E sarebbe sufficiente richiamare alla mente la splendida sequenza in cui Nicole Kidman intona le note di “Over the Rainbow” al suo trovatello aborigeno, davanti ad un cielo al tramonto, artefatto e di un rosa dalle tinte al Technicolor, per capire che forse Luhrmann vuole sì sfidare l’epica di Via col vento, vuole sì omaggiare i western trapiantandoli nella sua terra d’origine, ma ha sempre negli occhi “Il Mago Di Oz”.
Dove si perde, Luhrmann è forse nel tentativo di riconciliare la sofferta storia australiana, semplificando ad ogni costo il sofferto passato razzista dei britannici, che imposero per secoli un malcelato apartheid nei confronti dei nativi: è però una questione politica che importa poco davanti alla maestosità visiva del suo film, che riesce nello stesso tempo a stare sui classici senza appiattirsi, senza farne una gelida autopsia, ma al contrario affermandone la splendida vitalità : mezzi tecnici superiori al servizio di un’anima ancora fedele ed innamorata.
Lo si può capire ad esempio nella distribuzione assolutamente rigida dei personaggi: il contabile beone che riscatta sè stesso con il sacrificio è preso di peso dalla tradizione del western, a cui la prima parte si rifà in modo mirabile, fino alla stupefacente fuga delle mandrie; Hugh Jackman è un Clark Gable ancor più virile che non sbaglia mai, come ogni eroi che si rispetti, Nicole Kidman è fantastica nella sua trasformazione da aliena a donna perfettamente integrata nello spazio e nel tempo della frontiera, David Wenham è un cattivo memorabile e senza possibilità di redenzione.
Se Reth e Rossella ritornano quasi filologicamente nella sequenza (un voluto non-finale) in cui lui la abbandona per tornare a fare il mandriano, rifiutando come il cow-boy che è la trappola (o la responsabilità ) della civiltà , Via col vento è semmai piacevolmente invadente nei dolly vorticosi della tenuta di Faraway Dawns, o nei resti della cittadina di Darwin dopo il bombardamento giapponese.

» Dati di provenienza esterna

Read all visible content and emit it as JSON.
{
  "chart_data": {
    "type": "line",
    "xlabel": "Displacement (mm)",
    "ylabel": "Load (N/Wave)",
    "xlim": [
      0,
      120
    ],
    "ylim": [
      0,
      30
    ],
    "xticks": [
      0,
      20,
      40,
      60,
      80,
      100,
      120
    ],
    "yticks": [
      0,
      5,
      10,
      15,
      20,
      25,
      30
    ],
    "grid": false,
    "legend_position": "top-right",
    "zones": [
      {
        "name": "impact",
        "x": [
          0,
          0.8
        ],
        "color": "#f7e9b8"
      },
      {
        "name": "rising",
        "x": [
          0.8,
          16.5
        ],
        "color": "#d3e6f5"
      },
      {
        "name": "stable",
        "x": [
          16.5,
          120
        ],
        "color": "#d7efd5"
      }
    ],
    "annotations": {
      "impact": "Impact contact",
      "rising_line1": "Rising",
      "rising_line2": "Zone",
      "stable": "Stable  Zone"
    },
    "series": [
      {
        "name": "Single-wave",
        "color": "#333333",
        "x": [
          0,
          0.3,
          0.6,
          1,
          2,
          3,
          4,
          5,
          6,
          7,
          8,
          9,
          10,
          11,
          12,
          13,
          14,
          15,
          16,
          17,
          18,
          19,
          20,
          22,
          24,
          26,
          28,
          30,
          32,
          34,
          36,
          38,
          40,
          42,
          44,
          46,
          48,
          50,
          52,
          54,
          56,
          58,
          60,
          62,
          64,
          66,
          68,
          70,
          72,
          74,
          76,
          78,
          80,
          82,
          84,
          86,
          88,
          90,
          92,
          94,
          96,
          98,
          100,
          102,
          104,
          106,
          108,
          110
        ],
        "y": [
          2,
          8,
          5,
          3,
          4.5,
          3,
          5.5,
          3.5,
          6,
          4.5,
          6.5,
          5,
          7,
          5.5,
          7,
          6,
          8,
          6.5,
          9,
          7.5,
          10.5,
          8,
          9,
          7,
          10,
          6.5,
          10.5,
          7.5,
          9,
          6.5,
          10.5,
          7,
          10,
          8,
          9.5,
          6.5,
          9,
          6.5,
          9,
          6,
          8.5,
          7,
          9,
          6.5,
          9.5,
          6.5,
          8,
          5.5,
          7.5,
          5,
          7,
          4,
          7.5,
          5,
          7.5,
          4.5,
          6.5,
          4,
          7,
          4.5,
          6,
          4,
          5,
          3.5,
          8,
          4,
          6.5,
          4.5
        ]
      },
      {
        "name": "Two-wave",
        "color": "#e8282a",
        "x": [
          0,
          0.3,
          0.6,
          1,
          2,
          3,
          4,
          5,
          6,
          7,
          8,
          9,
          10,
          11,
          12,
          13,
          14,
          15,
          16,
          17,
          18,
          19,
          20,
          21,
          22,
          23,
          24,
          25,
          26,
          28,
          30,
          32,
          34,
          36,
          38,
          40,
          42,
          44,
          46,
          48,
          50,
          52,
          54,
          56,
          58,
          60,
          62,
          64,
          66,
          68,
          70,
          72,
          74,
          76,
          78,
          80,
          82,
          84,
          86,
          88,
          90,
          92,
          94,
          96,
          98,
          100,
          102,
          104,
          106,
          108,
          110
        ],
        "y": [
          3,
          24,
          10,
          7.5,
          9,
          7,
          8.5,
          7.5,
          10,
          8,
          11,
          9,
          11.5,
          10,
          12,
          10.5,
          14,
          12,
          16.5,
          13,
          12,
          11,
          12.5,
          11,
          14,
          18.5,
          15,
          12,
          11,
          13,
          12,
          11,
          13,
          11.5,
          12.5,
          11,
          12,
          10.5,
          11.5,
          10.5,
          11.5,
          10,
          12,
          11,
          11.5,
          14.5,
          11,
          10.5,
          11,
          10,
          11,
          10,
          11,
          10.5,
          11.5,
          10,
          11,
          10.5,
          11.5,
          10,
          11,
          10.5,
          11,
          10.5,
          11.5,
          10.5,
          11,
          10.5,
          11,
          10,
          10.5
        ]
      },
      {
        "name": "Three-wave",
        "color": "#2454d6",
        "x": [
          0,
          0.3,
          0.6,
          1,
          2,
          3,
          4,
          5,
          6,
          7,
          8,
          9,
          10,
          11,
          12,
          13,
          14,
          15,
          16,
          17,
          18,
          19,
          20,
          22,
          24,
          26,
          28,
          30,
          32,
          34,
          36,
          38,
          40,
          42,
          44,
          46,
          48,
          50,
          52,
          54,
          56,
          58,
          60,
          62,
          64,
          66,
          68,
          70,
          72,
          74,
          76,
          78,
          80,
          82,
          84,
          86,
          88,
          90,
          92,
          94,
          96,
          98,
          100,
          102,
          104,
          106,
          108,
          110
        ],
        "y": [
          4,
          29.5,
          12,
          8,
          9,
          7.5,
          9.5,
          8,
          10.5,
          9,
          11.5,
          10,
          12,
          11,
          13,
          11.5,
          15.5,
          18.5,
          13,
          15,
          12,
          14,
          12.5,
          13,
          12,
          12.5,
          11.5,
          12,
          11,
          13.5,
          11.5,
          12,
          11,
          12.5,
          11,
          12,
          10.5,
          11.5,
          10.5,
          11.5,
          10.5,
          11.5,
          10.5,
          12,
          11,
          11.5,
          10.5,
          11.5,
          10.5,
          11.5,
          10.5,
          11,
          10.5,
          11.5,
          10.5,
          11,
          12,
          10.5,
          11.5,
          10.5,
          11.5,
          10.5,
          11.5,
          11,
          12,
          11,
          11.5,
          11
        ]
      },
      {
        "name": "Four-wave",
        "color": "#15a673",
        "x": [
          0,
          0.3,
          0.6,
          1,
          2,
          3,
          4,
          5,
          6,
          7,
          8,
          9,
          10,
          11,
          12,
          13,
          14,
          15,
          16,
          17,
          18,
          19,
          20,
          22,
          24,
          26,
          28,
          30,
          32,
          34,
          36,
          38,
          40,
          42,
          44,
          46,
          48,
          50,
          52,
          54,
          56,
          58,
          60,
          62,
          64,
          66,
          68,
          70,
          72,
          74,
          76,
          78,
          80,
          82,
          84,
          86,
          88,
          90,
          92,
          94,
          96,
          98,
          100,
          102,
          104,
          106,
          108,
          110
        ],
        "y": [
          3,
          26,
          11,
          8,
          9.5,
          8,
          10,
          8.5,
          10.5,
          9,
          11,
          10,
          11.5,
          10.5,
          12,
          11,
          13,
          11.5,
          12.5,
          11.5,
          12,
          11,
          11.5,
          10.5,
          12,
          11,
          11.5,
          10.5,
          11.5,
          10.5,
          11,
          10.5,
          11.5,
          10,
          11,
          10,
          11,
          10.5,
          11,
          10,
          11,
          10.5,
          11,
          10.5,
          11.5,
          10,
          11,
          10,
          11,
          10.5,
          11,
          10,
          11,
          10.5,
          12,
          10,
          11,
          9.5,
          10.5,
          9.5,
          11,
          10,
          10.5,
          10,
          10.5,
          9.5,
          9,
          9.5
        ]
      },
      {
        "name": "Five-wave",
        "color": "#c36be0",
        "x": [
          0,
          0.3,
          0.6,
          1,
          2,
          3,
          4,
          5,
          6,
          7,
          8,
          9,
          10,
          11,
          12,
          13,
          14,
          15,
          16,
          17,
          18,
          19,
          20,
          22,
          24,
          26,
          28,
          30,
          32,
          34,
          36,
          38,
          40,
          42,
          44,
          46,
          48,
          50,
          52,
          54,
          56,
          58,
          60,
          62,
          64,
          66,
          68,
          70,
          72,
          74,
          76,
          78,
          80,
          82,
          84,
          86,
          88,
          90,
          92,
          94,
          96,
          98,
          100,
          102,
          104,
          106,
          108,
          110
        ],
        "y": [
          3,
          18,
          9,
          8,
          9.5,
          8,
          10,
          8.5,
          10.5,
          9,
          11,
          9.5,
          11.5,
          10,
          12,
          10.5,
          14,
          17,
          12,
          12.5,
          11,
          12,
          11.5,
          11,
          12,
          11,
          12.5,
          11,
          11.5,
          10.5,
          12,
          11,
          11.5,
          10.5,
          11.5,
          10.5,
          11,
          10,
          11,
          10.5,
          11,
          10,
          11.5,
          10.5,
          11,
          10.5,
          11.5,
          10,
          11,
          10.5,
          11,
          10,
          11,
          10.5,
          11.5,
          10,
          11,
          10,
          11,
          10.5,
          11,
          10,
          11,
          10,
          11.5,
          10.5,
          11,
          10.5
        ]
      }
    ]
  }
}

C’è di tutto e di più, e si rischia di finire disorientati: forse è qui il motivo dell’insuccesso commerciale di “Australia”, di un film che inizia con una fantastica scazzottata in un saloon – il suo protagonista non si vede per intero che quando la Kidman non decide di vederlo – e finisce con un tentativo di superare divisioni ataviche, tra l’istinto primitivo del viaggio e quello della quiete domestica; o forse, è solo la progressiva e colpevole disaffezione verso gli sguardi (quello con cui la Kidman osserva Jackman entrare in una sala da ballo dell’alta società : seppure sbarbato e vestito di tutto punto, è sempre fuori posto nella sua mascolinità selvaggia) e i tempi cinematografici del cinema degli anni d’oro, il ralenti di un bacio sotto la pioggia, o di un salvataggio all’ultimo minuto.
Abbiamo perso la fascinazione che avvolge il piccolo Nollah mentre vede di nascosto Il mago di Oz?
Se il cinema ci ha insegnato che non c’è un posto come casa propria, Baz Luhrmann ha provveduto a fornirci le scarpe rosse necessarie a tornarci.